All areas of life are affected by the new reality of war. And, again, the old methods are ineffective here. Some jobs are becoming irrelevant, for instance, office work, work in regions where there is active fighting, and many other jobs that are impossible to do today or not needed.
The most important professional and personal skills are those focused on supporting each other: defense, shelter, reinforcement, prevention, etc. Anything needed to maintain human security of life in war or displacement is valuable.In addition to professional skills, hobbies can help you find a job: and discover your potential. For example, I usually take a few hours of drawing before I start work to help congratulate birthday boys and girls worldwide, and I ask that the money for the drawings be donated to the Ukrainian Armed Forces or volunteer organizations.

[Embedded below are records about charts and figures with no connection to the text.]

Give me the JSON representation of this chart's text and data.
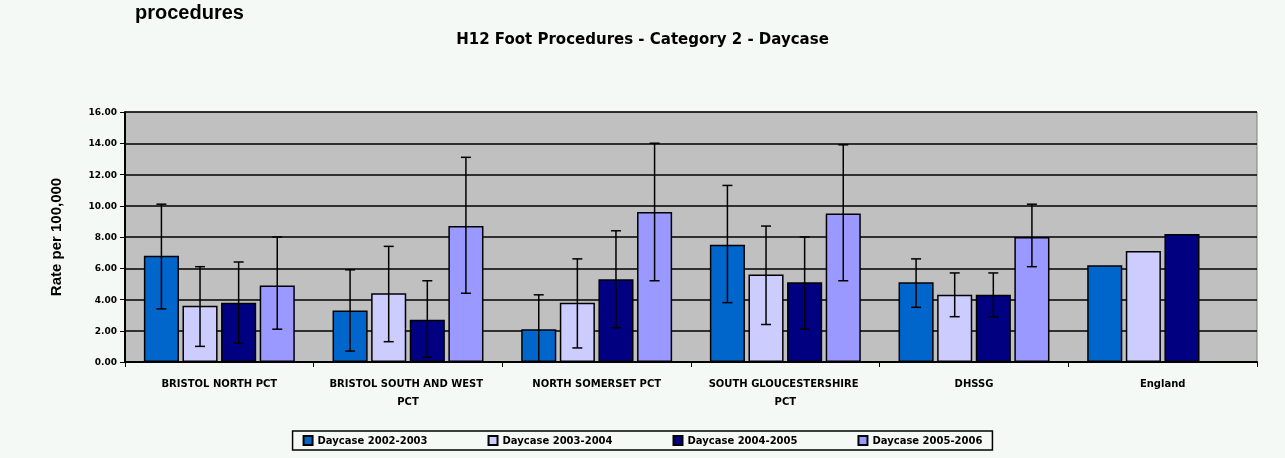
{
  "chart_data": {
    "type": "bar",
    "title": "H12 Foot Procedures - Category 2 - Daycase",
    "ylabel": "Rate per 100,000",
    "annotations": [
      "procedures"
    ],
    "categories": [
      "BRISTOL NORTH PCT",
      "BRISTOL SOUTH AND WEST PCT",
      "NORTH SOMERSET PCT",
      "SOUTH GLOUCESTERSHIRE PCT",
      "DHSSG",
      "England"
    ],
    "series": [
      {
        "name": "Daycase 2002-2003",
        "color": "#0066cc",
        "values": [
          6.8,
          3.3,
          2.1,
          7.5,
          5.1,
          6.2
        ],
        "errors": [
          [
            3.4,
            10.1
          ],
          [
            0.7,
            5.9
          ],
          [
            0.0,
            4.3
          ],
          [
            3.8,
            11.3
          ],
          [
            3.5,
            6.6
          ],
          null
        ]
      },
      {
        "name": "Daycase 2003-2004",
        "color": "#ccccff",
        "values": [
          3.6,
          4.4,
          3.8,
          5.6,
          4.3,
          7.1
        ],
        "errors": [
          [
            1.0,
            6.1
          ],
          [
            1.3,
            7.4
          ],
          [
            0.9,
            6.6
          ],
          [
            2.4,
            8.7
          ],
          [
            2.9,
            5.7
          ],
          null
        ]
      },
      {
        "name": "Daycase 2004-2005",
        "color": "#000080",
        "values": [
          3.8,
          2.7,
          5.3,
          5.1,
          4.3,
          8.2
        ],
        "errors": [
          [
            1.2,
            6.4
          ],
          [
            0.3,
            5.2
          ],
          [
            2.2,
            8.4
          ],
          [
            2.1,
            8.0
          ],
          [
            2.9,
            5.7
          ],
          null
        ]
      },
      {
        "name": "Daycase 2005-2006",
        "color": "#9999ff",
        "values": [
          4.9,
          8.7,
          9.6,
          9.5,
          8.0,
          null
        ],
        "errors": [
          [
            2.1,
            8.0
          ],
          [
            4.4,
            13.1
          ],
          [
            5.2,
            14.0
          ],
          [
            5.2,
            13.9
          ],
          [
            6.1,
            10.1
          ],
          null
        ]
      }
    ],
    "ylim": [
      0,
      16
    ],
    "yticks": [
      {
        "value": 0,
        "label": "0.00"
      },
      {
        "value": 2,
        "label": "2.00"
      },
      {
        "value": 4,
        "label": "4.00"
      },
      {
        "value": 6,
        "label": "6.00"
      },
      {
        "value": 8,
        "label": "8.00"
      },
      {
        "value": 10,
        "label": "10.00"
      },
      {
        "value": 12,
        "label": "12.00"
      },
      {
        "value": 14,
        "label": "14.00"
      },
      {
        "value": 16,
        "label": "16.00"
      }
    ],
    "grid": "y",
    "legend": "bottom"
  }
}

The following is the post in our native language, which is especially relevant: Since the beginning of the full-scale war in Ukraine, the number of people who learn Ukrainian on Duolingo has increased (https://blog.duolingo.com/duolingo-statement-ukraine/) by 577% worldwide.Appreciate and support our people. Help your friends and acquaintances in Ukraine and abroad with jobs and information about it. We have to continue doing business together in Ukraine, believe in victory, and do everything to accelerate it, win back our cities, build what we have lost, and rebuild our economy. And for that, we need our talented and motivated compatriots.